The Labour Party is calling on the opposition to “come clean” over how it would fund major roading projects up and down the country.
Yesterday, David Parker – in his capacity as transport minister – unveiled the government’s long-term priorities for roading and transport infrastructure, including new busways, train lines and major new motorways.
It would be paid for, in part, by “modest” increases to fuel tax – four cents per year – alongside billions in other funding.
But, as detailed in The Bulletin, National took aim at the proposed tax rise and said it wouldn’t do the same until inflation is back below 3%. (Labour then retaliated, saying that inflation is due to be back below 3% at about the same time as the proposed fuel tax rise would come into place – something of an own goal).
Speaking to RNZ this morning, Parker said that people wanted reduced traffic congestion and understood that it needed to be paid for somehow. “Of course we have to spend more on maintenance… we’ve already pumped a billion dollars extra into that this year and road users have to pay part of that,” he said.
He doubled down on his criticism of National, asking how it would propose to pay for roading projects without asking the public for a little extra. “The National Party say that they’re not going to increase these fuel taxes: Well how are they going to pay for it? Is it magic money? How would you pay for it,” he asked RNZ host Corin Dann.

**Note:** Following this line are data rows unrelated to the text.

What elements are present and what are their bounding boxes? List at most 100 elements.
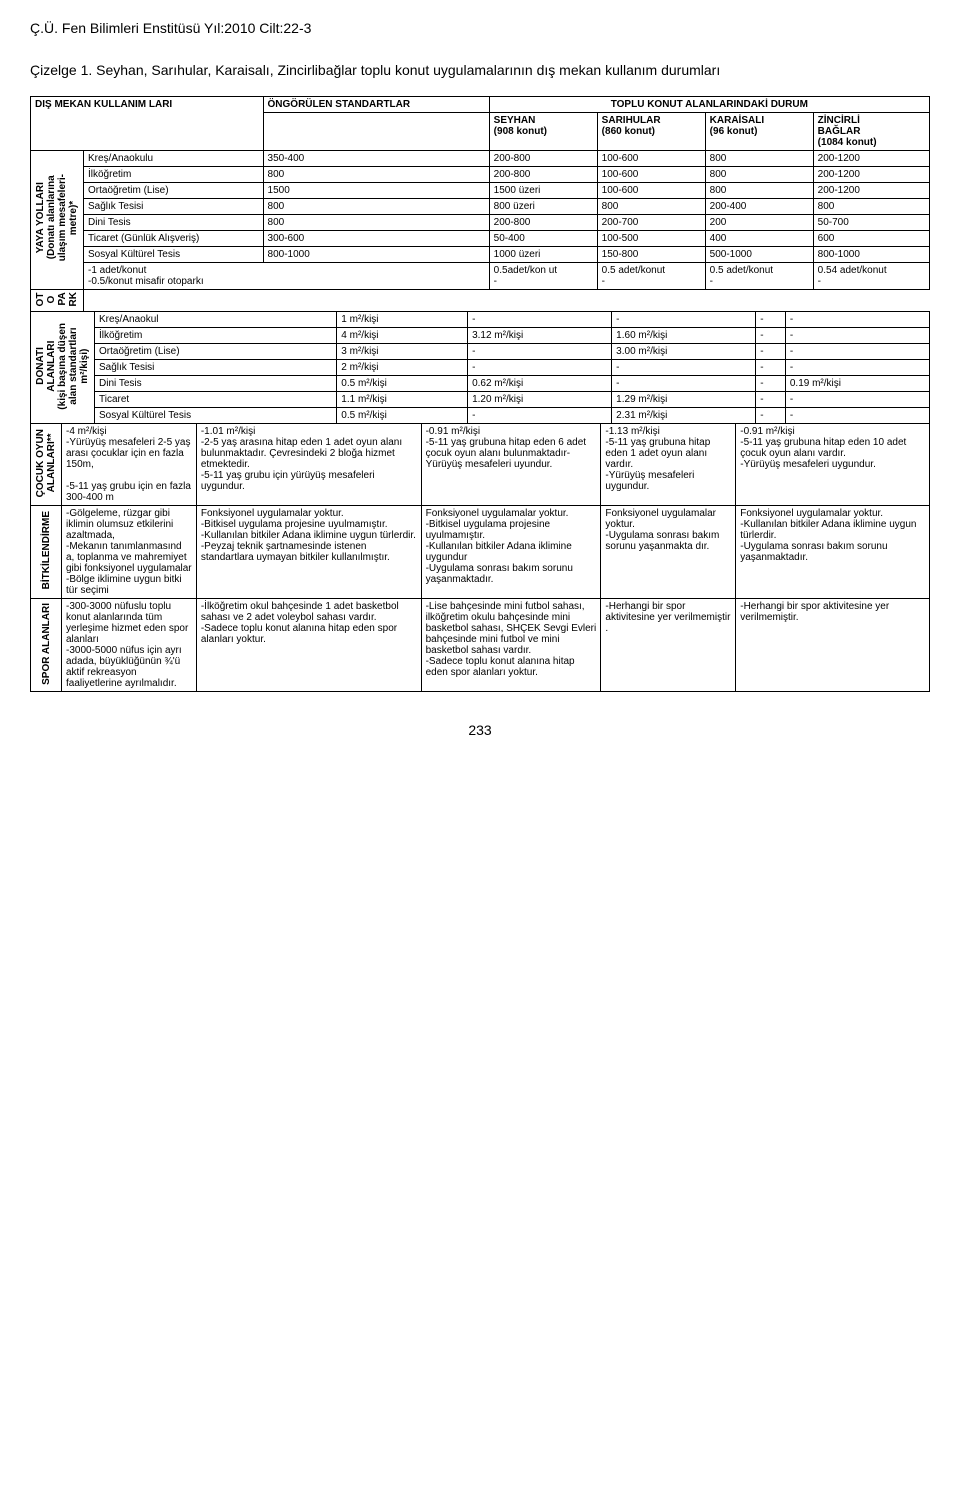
yaya-r2-c3: 100-600 [597, 182, 705, 198]
yaya-r5-c0: Ticaret (Günlük Alışveriş) [84, 230, 264, 246]
cocuk-zinc: -0.91 m²/kişi -5-11 yaş grubuna hitap ed… [736, 424, 930, 506]
yaya-r4-c2: 200-800 [489, 214, 597, 230]
spor-sari: -Lise bahçesinde mini futbol sahası, ilk… [421, 599, 601, 692]
page-number: 233 [30, 722, 930, 738]
yaya-r3-c1: 800 [263, 198, 489, 214]
std-head: ÖNGÖRÜLEN STANDARTLAR [263, 96, 489, 112]
yaya-r2-c0: Ortaöğretim (Lise) [84, 182, 264, 198]
donati-r6-c5: - [785, 408, 929, 424]
donati-r3-c3: - [612, 360, 756, 376]
donati-r3-c2: - [468, 360, 612, 376]
donati-r0-c3: - [612, 312, 756, 328]
donati-r2-c0: Ortaöğretim (Lise) [95, 344, 337, 360]
bitki-kara: Fonksiyonel uygulamalar yoktur. -Uygulam… [601, 506, 736, 599]
col-zincirli: ZİNCİRLİ BAĞLAR (1084 konut) [813, 112, 929, 150]
donati-r4-c5: 0.19 m²/kişi [785, 376, 929, 392]
donati-r5-c2: 1.20 m²/kişi [468, 392, 612, 408]
donati-r3-c0: Sağlık Tesisi [95, 360, 337, 376]
yaya-r6-c5: 800-1000 [813, 246, 929, 262]
yaya-r2-c2: 1500 üzeri [489, 182, 597, 198]
yaya-r1-c2: 200-800 [489, 166, 597, 182]
yaya-r5-c2: 50-400 [489, 230, 597, 246]
bitki-zinc: Fonksiyonel uygulamalar yoktur. -Kullanı… [736, 506, 930, 599]
yaya-r6-c0: Sosyal Kültürel Tesis [84, 246, 264, 262]
otopark-label: OT O PA RK [35, 292, 79, 306]
cocuk-std: -4 m²/kişi -Yürüyüş mesafeleri 2-5 yaş a… [62, 424, 197, 506]
spor-label: SPOR ALANLARI [41, 603, 52, 685]
yaya-r2-c5: 200-1200 [813, 182, 929, 198]
donati-r4-c4: - [756, 376, 786, 392]
col-sarihular: SARIHULAR (860 konut) [597, 112, 705, 150]
yaya-r0-c0: Kreş/Anaokulu [84, 150, 264, 166]
bitki-std: -Gölgeleme, rüzgar gibi iklimin olumsuz … [62, 506, 197, 599]
donati-r5-c0: Ticaret [95, 392, 337, 408]
donati-r3-c5: - [785, 360, 929, 376]
yaya-r2-c4: 800 [705, 182, 813, 198]
donati-r6-c4: - [756, 408, 786, 424]
donati-r6-c1: 0.5 m²/kişi [337, 408, 468, 424]
toplu-head: TOPLU KONUT ALANLARINDAKİ DURUM [489, 96, 929, 112]
cocuk-kara: -1.13 m²/kişi -5-11 yaş grubuna hitap ed… [601, 424, 736, 506]
yaya-r3-c0: Sağlık Tesisi [84, 198, 264, 214]
yaya-r3-c4: 200-400 [705, 198, 813, 214]
cocuk-label: ÇOCUK OYUN ALANLARI** [35, 429, 57, 497]
donati-r3-c4: - [756, 360, 786, 376]
cocuk-sari: -0.91 m²/kişi -5-11 yaş grubuna hitap ed… [421, 424, 601, 506]
yaya-r0-c2: 200-800 [489, 150, 597, 166]
yaya-r4-c5: 50-700 [813, 214, 929, 230]
donati-r0-c4: - [756, 312, 786, 328]
yaya-r5-c1: 300-600 [263, 230, 489, 246]
donati-r4-c0: Dini Tesis [95, 376, 337, 392]
cocuk-seyhan: -1.01 m²/kişi -2-5 yaş arasına hitap ede… [196, 424, 421, 506]
donati-r5-c4: - [756, 392, 786, 408]
donati-r4-c2: 0.62 m²/kişi [468, 376, 612, 392]
yaya-r4-c0: Dini Tesis [84, 214, 264, 230]
yaya-r0-c3: 100-600 [597, 150, 705, 166]
col-karaisali: KARAİSALI (96 konut) [705, 112, 813, 150]
donati-r1-c4: - [756, 328, 786, 344]
yaya-r6-c3: 150-800 [597, 246, 705, 262]
donati-r2-c1: 3 m²/kişi [337, 344, 468, 360]
yaya-r0-c5: 200-1200 [813, 150, 929, 166]
donati-r1-c0: İlköğretim [95, 328, 337, 344]
donati-r6-c3: 2.31 m²/kişi [612, 408, 756, 424]
donati-r1-c1: 4 m²/kişi [337, 328, 468, 344]
donati-r1-c3: 1.60 m²/kişi [612, 328, 756, 344]
donati-r5-c5: - [785, 392, 929, 408]
donati-table: DONATI ALANLARI (kişi başına düşen alan … [30, 311, 930, 424]
yaya-r1-c3: 100-600 [597, 166, 705, 182]
spor-zinc: -Herhangi bir spor aktivitesine yer veri… [736, 599, 930, 692]
yaya-r1-c1: 800 [263, 166, 489, 182]
running-header: Ç.Ü. Fen Bilimleri Enstitüsü Yıl:2010 Ci… [30, 20, 930, 36]
donati-r0-c1: 1 m²/kişi [337, 312, 468, 328]
col-seyhan: SEYHAN (908 konut) [489, 112, 597, 150]
yaya-r1-c0: İlköğretim [84, 166, 264, 182]
yaya-r6-c4: 500-1000 [705, 246, 813, 262]
donati-r5-c3: 1.29 m²/kişi [612, 392, 756, 408]
yaya-r2-c1: 1500 [263, 182, 489, 198]
otopark-sari: 0.5 adet/konut - [597, 262, 705, 289]
main-table: DIŞ MEKAN KULLANIM LARI ÖNGÖRÜLEN STANDA… [30, 96, 930, 290]
bitki-seyhan: Fonksiyonel uygulamalar yoktur. -Bitkise… [196, 506, 421, 599]
donati-r2-c4: - [756, 344, 786, 360]
donati-r2-c2: - [468, 344, 612, 360]
yaya-r0-c4: 800 [705, 150, 813, 166]
donati-r4-c1: 0.5 m²/kişi [337, 376, 468, 392]
yaya-r1-c4: 800 [705, 166, 813, 182]
otopark-seyhan: 0.5adet/kon ut - [489, 262, 597, 289]
yaya-r5-c3: 100-500 [597, 230, 705, 246]
yaya-r6-c2: 1000 üzeri [489, 246, 597, 262]
table-caption: Çizelge 1. Seyhan, Sarıhular, Karaisalı,… [30, 61, 930, 81]
yaya-r6-c1: 800-1000 [263, 246, 489, 262]
otopark-kara: 0.5 adet/konut - [705, 262, 813, 289]
bitki-label: BİTKİLENDİRME [41, 511, 52, 589]
donati-r6-c0: Sosyal Kültürel Tesis [95, 408, 337, 424]
yaya-r1-c5: 200-1200 [813, 166, 929, 182]
donati-r0-c0: Kreş/Anaokul [95, 312, 337, 328]
spor-std: -300-3000 nüfuslu toplu konut alanlarınd… [62, 599, 197, 692]
donati-r4-c3: - [612, 376, 756, 392]
yaya-r3-c2: 800 üzeri [489, 198, 597, 214]
donati-r2-c3: 3.00 m²/kişi [612, 344, 756, 360]
yaya-r3-c3: 800 [597, 198, 705, 214]
donati-r0-c2: - [468, 312, 612, 328]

When it was suggested that more tolls could be used, Parker noted that National had opposed a toll being used on the Penlink extension north of Auckland. “I actually agree some roads should be tolled but you can’t do that for general road maintenance or to recover your public transport costs.”
As for whether the government would choose not to act on raising fuel tax should inflation not lower to predicted levels – or whether they may actually remove fuel excise again – Parker said he didn’t think that would be the case. “I’ve got great confidence that inflation is already coming down and it’s predicted by the Reserve Bank by September next year to be in the 1% to 3% range,” he said.